Tento escutar o que estão dizendo
mas parece que estão
apenas murmurando coisas – palavras tímidas de amor, provavelmente.
Ela é um pouco mais alta
do que ele, e abaixa os olhos com calma para os olhos dele, tão sinceros.
Ela está de branco. A
brisa agita seus cabelos longos e finos de encontro ao rosto moreno.
Ela está visivelmente
apaixonada. O rapaz, o rapaz do palito, está apaixonado também:
os olhos dele o
demonstram. Afastando minha visão deste casal
vejo que houve agora um
intervalo no concerto.
Os transeuntes estão
descansando, tomando refrigerantes no canudinho
(o refrigerante está numa
grande jarra de vidro, e quem o serve é uma senhora de azul escuro),
e os músicos se misturam a
eles, com seus uniformes brancos, e conversam,
sobre o clima, talvez, ou
sobre como as crianças estão se saindo no colégio.
Vamos aproveitar esta
oportunidade
e entrar na ponta dos pés
nesta ruazinha transversal.
Aqui vocês podem ver uma
daquelas casinhas brancas com enfeites verdes
que são tão populares
aqui. Olhem! Bem que eu lhes disse.
Dentro está mais fresco à
sombra, mas o pátio está banhado de sol.
Uma mulher idosa de
vestido cinza está sentada, abanando-se com um leque de folha de palmeiras.
Ela nos convida a entrar
no pátio, e nos oferece um refresco para beber.
“Meu filho está na Cidade
do México,” diz ela. “Ele os receberia também se estivesse aqui. Mas ele
trabalha num Banco, lá.
Olhe, este aqui é o
retrato dele.”
E o rapaz de pele morena
com dentes de pérola nos sorri naquela velha moldura de couro.
Agradecemos a ela sua
hospitalidade, porque está ficando tarde
e precisamos olhar melhor
a cidade, antes de irmos embora,
olhar a cidade de cima de
um lugar bem alto.
A torre daquela igreja
pode servir – aquela em cor de rosa desbotada, de encontro ao azul vívido do
céu. Entramos lentamente.
O porteiro, de uniforme
marrom e cinza, pergunta há quanto tempo estamos na cidade, e se estamos
gostando.
A filha dele varre os
degraus, e nos cumprimenta quando passamos rumo à torre.
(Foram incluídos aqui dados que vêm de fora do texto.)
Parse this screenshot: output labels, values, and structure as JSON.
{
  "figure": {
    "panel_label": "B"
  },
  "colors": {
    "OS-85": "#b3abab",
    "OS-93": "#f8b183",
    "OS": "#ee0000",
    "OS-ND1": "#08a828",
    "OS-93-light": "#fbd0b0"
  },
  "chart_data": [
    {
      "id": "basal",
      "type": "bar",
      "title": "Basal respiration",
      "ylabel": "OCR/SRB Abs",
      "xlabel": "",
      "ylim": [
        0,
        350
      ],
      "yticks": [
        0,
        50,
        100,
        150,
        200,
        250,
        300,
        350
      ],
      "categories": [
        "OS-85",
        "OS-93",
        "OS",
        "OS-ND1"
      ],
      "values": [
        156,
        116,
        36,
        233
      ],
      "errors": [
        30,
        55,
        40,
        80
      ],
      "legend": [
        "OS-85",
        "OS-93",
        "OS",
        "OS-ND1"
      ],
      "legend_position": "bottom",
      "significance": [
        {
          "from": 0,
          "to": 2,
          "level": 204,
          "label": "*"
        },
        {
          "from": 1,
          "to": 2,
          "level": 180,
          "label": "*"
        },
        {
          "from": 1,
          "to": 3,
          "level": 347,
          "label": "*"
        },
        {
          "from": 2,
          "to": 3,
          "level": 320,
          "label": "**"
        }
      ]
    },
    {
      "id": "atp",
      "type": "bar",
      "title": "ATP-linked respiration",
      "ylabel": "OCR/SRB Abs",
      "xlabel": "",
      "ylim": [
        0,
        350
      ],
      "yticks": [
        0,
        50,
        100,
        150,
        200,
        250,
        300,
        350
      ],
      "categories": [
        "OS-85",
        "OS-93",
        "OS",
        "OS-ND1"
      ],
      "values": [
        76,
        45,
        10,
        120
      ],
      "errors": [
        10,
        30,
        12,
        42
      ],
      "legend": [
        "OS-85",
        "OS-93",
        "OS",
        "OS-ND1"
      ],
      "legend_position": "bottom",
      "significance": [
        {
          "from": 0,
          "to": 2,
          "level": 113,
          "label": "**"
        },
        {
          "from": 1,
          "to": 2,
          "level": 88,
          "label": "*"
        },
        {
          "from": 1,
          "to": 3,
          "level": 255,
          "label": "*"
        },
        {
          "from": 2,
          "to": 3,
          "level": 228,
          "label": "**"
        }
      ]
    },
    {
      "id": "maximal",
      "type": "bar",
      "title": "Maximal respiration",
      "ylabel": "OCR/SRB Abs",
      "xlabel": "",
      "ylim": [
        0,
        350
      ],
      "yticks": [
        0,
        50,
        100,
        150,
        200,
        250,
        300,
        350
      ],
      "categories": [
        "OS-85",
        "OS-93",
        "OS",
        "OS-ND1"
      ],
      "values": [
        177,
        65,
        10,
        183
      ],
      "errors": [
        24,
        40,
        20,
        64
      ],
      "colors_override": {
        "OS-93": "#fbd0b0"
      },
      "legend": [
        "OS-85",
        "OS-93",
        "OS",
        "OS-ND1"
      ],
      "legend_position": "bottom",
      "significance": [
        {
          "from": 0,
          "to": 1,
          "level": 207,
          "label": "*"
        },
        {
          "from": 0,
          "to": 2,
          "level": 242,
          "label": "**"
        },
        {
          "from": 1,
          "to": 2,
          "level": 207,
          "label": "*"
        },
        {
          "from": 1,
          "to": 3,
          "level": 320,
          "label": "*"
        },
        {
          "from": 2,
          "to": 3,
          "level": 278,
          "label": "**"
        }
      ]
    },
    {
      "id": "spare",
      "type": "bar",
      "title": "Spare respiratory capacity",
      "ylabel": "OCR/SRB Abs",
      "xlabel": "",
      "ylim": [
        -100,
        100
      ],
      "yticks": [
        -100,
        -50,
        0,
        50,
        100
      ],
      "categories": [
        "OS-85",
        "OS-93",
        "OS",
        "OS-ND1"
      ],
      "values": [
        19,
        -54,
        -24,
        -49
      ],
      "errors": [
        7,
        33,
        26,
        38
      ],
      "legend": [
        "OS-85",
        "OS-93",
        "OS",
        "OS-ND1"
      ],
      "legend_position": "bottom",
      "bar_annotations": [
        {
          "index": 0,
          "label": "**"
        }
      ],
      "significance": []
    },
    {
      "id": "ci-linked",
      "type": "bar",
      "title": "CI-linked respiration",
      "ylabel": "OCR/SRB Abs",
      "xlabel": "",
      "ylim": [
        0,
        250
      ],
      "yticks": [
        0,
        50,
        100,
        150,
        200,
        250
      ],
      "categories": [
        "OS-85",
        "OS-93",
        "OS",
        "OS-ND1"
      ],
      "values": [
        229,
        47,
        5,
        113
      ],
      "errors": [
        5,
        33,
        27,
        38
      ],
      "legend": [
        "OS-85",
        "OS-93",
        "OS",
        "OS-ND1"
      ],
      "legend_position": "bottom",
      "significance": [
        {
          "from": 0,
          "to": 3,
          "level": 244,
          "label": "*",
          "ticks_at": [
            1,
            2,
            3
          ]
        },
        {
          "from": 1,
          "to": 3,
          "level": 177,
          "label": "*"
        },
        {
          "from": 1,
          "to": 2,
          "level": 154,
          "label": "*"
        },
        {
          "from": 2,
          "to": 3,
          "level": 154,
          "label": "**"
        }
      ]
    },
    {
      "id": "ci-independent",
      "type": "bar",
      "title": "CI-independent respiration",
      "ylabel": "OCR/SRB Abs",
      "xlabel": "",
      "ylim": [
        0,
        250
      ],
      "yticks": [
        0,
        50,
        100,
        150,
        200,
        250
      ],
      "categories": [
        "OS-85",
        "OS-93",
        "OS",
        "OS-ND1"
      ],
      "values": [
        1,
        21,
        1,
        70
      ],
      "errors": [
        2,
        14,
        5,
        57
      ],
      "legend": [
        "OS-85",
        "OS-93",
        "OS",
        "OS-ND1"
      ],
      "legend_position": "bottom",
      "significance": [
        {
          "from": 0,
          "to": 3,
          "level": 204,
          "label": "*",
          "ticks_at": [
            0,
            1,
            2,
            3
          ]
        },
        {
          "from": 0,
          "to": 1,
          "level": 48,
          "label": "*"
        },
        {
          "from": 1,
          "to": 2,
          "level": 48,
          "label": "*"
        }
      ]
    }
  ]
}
Logo chegamos ao topo, e a
teia quadriculada da cidade se estende aos nossos olhos.
Ali está o bairro nobre,
com suas casas rosa e branco, e seus terraços cheios de plantas se esboroando.
Ali o bairro mais pobre,
onde as casas são azul escuro.
Ali o mercado, onde os
homens vendem chapéus e espantam moscas,
e ali a biblioteca pública,
pintada em tons de verde claro e bege.
Olhem! Lá está a praça de
onde viemos, onde o pessoal passeia.
Agora há menos gente por
lá, agora que o calor do sol ficou mais forte,
mas aquele rapaz e a
garota ainda conversam junto ao coreto.
E aquela é a casa da
pequena senhora—
lá está ela no pátio, se
abanando.
Como foi breve, mas como
foi completa, a nossa experiência de Guadalajara!
Vimos o amor entre os
jovens, entre os casados, e o amor de uma mãe idosa pelo filho.
Ouvimos a música, provamos
as bebidas, olhamos as casas coloridas.
O que nos resta a fazer,
senão ficar? Mas isto não é possível.
E quando a derradeira
brisa refresca o topo da velha torre,
eu giro a cabeça, e os
meus olhos
se voltam para o Manual de
Instruções – que me fez sonhar com Guadalajara.